Sobre morte e sonho

Eu sempre acreditei que a vida fosse uma espécie de eternidade finita, uma passagem do material para um brilho estrelar, uma conspiração magnífica em ser feliz e não procurar o fim do que quer que fosse (porque um dia ele sempre chega, seja de um problema, de uma alegria, de uma realização ou de uma vida). Mas quando vamos crescendo, as estrelas cadentes deixam de ser o pedido que a gente sonha ao cruzar os dedos e passam a ser um risco rápido que num piscar de olhos é inevitavelmente esquecido. A gente vai crescendo, vai observando os carnavais passarem e de repente se depara com uma sexta-feira 13, um Halloween em plena Ação de Graças. A vida tenta, de todas as maneiras, cruéis e incrédulas, tirar a esperança, a fé e a visão de que o dia amanhã vai nascer, e com todo o clichê, que depois da tempestade sempre vem um sol. Nem que você faça um borrão dele no quintal de casa. Ele vem. E a gente nunca percebe isso.

Não nos ensinam a dizer adeus. Nunca. Minha infância foi marcada por uma música que até hoje me vejo cantarolar pelos cantos da casa. Ela dizia mais ou menos assim: “Professora, que corrige os erros meus, me ensina a dizer eu te amo, mas não me ensina a dizer adeus…”. Até que o fim do ano chega, e aquela senhorinha que nos ensinou a ler, deixa de ser a nossa tia e agora a chamamos de tia Mônica, ou tia Simone ou tia Shirley, pra distinguir da que conheceremos no próximo ano. E então a gente aprende a respeitar, a pedir desculpas, a agradecer, a sorrir sempre, sempre que possível, porque tristeza, meu bem, é tudo que a gente não precisa nessa vida. Mas não nos ensinam as despedidas, o ‘até logo’, o ‘a gente se vê por aí’, e como diz a música, o ‘adeus’. A gente não aprende a fechar o ciclo. O ciclo que desde tão novos aprendemos. Tão metódico, tão circunscrito no seu próprio mundo, tão completo, e ao mesmo tempo tão vago e real. A gente não aprende a dizer ‘tchau’, tampouco a recebê-lo.

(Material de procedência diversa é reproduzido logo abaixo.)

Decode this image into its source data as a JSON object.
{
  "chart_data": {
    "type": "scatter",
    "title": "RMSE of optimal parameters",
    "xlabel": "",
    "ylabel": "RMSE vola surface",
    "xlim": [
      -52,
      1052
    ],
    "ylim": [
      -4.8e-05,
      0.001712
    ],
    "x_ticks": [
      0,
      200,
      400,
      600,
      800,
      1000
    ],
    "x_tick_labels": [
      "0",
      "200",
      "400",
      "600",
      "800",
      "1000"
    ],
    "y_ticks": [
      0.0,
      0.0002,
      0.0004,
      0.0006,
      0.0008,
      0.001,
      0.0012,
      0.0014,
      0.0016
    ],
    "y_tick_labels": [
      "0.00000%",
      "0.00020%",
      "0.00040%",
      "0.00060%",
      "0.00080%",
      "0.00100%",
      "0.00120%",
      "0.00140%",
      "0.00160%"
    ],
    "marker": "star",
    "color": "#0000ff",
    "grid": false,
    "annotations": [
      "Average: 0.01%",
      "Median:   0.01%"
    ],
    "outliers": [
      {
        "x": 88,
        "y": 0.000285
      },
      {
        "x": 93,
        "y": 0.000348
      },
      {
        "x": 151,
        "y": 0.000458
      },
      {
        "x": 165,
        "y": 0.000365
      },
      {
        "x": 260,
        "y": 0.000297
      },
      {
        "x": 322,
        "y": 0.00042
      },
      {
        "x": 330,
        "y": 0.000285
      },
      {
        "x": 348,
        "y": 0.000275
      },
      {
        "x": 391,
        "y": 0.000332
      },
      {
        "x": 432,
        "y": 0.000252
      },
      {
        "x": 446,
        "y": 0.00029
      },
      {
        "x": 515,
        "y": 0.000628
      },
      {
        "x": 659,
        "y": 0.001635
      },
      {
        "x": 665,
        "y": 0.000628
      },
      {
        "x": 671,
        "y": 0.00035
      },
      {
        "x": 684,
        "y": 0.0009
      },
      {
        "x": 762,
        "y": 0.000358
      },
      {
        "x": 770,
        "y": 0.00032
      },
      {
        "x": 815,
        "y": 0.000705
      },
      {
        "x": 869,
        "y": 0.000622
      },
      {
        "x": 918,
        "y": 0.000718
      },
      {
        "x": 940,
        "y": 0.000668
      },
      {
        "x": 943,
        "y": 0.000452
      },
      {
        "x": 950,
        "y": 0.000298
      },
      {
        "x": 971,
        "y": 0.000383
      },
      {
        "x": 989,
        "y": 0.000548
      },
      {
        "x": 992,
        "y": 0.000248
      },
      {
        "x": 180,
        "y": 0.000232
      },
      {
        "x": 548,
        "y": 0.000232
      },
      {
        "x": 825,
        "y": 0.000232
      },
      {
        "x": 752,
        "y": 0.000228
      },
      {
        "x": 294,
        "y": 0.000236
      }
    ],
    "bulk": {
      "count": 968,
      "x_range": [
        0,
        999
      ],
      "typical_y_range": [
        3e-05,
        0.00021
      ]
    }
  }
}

O tempo voa. A gente cresce. E se não tivermos cuidado com o que pensamos e escutamos, morrem os sonhos, desde muito cedo. Acredito nos sonhos como quem acredita na verdade. Tão fiel e exato quanto a metodologia dos conceitos prontos de felicidade descritos repetidamente nos livros de Augusto Cury. Se não são os sonhos que nos formam e nos guiam, eu não sei o que pode ser. Peço o perdão da palavra, mas é o sonho que nos derruba e que nos levanta. Puxa-nos e devolve-nos ao chão. Mas está sempre brilhando em algum lugar. O nosso digníssimo Augusto dos Anjos resumiu isso muito bem quando escreveu que “a mão que afaga é a mesma que apedreja”. O sonho é assim. E isso serve pra tudo nessa vida.

Retornando ao ‘morrer’ de fato, sem entrelinhas, sem parênteses, aspas ou ítálicos. Voltando ao morrer propriamente dito, o que tenho a dizer é que certas coisas não precisamos aprender a nos despedir. Com meu pensamento ainda de criança, eu sempre acreditei que a morte só viria numa velhice quase infinda, e que qualquer morte antes disso seria uma puta duma injustiça. Ainda acredito na teoria prática de que (e Cazuza que me desculpe) morrer dói, sim. Não no morto ou no defunto, como friamente falaria Machado de Assis. Mas dói. Dói na alma do próximo e (me desculpem a piada infame) na do distante. Dói naquele que sente, que vive e que está nesse mundo pra sonhar. Os sonhadores com tudo nesse mundo estão a desfalecer. Mas sempre há uma luz, uma fitinha do senhor do Bonfim da Bahia, uma nova promessa, um novo truque ou superstição para nos fazermos acreditar novamente no milagre da renovação. Há sempre uma rosa desabrochando num dia frio, um sol riscado no quintal de casa e uma criança te sorrindo, mostrando que tudo pode ser bem simples se enxergarmos além do nosso mundo.